Macklin, a researcher from the University of Southern California, and colleagues began to simulate the natural process of ductal carcinoma in situ. First, they built a two-dimensional model of a single DCIS cell in a mammary duct. The researchers said that usually a single biopsy can Provide some important clues to understand the balance between cell proliferation and cell death.
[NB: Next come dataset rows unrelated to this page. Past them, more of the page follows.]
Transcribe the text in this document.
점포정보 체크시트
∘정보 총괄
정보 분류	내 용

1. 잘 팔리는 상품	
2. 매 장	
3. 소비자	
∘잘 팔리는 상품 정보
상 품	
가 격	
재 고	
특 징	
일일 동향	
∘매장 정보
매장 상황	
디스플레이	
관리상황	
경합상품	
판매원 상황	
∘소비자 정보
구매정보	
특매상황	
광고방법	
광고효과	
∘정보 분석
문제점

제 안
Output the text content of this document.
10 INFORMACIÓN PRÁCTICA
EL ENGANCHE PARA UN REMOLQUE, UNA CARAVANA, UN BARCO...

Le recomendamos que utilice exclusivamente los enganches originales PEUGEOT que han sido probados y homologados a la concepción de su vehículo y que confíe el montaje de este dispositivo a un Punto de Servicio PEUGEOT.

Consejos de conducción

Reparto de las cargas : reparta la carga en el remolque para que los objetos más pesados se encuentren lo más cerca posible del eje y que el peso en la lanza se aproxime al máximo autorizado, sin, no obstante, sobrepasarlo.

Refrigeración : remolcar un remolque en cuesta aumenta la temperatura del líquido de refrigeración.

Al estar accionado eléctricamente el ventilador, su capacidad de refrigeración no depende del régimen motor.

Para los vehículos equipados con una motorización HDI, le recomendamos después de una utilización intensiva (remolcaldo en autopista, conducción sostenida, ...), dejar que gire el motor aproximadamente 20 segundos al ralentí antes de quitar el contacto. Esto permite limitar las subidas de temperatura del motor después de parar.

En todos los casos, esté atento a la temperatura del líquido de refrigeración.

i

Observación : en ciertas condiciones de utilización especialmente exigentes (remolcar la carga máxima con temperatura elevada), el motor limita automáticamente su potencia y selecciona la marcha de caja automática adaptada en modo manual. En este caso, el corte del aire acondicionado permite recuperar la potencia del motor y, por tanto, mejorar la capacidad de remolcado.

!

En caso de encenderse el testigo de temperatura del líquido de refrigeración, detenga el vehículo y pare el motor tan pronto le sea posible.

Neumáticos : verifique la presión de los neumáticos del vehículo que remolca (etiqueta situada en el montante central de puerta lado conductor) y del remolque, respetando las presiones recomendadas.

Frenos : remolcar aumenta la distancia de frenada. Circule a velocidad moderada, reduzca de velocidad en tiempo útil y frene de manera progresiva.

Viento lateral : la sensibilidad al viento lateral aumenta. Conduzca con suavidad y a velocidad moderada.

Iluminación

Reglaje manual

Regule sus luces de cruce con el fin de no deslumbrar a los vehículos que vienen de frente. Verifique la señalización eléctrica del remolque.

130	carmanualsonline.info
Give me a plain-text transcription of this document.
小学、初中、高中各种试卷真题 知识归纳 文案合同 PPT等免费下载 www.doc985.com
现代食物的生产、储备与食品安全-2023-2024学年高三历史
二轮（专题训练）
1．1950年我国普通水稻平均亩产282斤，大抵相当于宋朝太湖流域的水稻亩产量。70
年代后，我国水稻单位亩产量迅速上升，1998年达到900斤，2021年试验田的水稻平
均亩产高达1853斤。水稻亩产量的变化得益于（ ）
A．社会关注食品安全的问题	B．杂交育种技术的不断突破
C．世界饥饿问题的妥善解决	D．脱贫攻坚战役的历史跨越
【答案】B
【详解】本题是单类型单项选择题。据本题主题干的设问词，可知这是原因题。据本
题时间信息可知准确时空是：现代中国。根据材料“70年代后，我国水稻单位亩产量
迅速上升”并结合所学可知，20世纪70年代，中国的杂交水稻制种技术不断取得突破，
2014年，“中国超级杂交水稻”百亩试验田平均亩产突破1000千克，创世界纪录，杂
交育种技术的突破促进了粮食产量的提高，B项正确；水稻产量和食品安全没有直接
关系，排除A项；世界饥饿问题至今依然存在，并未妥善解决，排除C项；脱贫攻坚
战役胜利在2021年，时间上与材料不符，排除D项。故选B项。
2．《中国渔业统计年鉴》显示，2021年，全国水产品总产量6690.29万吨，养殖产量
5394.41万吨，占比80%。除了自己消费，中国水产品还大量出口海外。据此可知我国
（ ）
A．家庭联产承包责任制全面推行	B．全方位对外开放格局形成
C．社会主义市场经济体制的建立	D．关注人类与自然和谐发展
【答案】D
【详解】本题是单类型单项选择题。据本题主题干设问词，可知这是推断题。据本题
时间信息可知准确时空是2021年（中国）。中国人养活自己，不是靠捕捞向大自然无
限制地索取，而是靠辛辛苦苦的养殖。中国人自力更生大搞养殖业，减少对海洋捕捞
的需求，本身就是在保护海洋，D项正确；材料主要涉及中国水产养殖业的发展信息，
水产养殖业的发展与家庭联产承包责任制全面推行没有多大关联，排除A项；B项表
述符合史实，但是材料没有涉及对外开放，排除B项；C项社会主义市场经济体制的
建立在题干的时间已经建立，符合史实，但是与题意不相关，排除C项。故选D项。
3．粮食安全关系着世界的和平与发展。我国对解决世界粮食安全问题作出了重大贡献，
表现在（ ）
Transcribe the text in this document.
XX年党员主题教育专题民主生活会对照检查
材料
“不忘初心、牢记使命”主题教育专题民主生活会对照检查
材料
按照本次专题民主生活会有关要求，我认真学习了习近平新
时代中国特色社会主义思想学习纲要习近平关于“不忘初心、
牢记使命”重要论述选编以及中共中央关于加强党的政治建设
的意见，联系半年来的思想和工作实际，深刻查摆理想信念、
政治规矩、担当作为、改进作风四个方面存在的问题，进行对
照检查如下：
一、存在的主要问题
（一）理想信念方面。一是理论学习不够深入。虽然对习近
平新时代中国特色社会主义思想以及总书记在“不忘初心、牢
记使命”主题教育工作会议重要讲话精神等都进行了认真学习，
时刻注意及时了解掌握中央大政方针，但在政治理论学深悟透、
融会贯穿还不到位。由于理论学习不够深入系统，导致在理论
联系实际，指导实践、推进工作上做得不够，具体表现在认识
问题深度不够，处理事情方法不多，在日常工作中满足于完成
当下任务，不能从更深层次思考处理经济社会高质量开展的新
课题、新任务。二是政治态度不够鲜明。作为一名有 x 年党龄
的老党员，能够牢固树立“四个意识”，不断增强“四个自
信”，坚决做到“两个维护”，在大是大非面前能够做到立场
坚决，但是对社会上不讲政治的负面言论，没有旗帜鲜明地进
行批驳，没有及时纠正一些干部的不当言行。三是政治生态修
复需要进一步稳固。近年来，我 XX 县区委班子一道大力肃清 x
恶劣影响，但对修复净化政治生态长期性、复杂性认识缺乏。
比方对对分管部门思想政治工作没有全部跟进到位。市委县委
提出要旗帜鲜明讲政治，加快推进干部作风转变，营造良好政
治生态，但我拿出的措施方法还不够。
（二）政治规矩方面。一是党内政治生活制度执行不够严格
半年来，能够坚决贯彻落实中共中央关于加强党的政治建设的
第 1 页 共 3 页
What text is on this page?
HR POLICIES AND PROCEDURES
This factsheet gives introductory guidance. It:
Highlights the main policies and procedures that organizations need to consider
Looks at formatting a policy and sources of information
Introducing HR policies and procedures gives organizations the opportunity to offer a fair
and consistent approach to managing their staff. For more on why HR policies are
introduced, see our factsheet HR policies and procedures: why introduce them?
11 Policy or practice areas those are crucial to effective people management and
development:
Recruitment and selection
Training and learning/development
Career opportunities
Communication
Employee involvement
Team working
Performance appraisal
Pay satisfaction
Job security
In order to predict the progression of ductal carcinoma in situ, the researchers also added parameters such as cell cycle time and cell life to conduct more in-depth research and analysis. .

By performing a special simulation, the researchers found that ductal carcinoma in situ actually grew very slowly and stably, which may reflect the findings of the researchers in the clinic and help the researchers continue to follow up the study, which Macklin and colleagues later constructed. A more complex and malleable model for the mammary duct wall, it was found that in situ ductal cancer cells can slowly penetrate into the duct wall cells by regularly "chewing" the mammary duct wall.

Researcher Macklin said that some things happen, either changing the phenotype of the cell or changing the communication between cells in the whole system; the establishment of a new model will clearly reveal the mechanism of communication between different cell types, and now we can not only Simulating tumor cells, we can also simulate the entire system. This year, researcher Macklin has released new code that can simulate 10-15 in situ ductal cancer microenvironment divergence signals, and they plan to release more code next.

Despite the complexity of the model developed by Macklin, he is very surprised that early models can be paired with clinical data very well. Of course, it is important to develop a new treatment for the late use of the model to study the pathogenesis of cancer.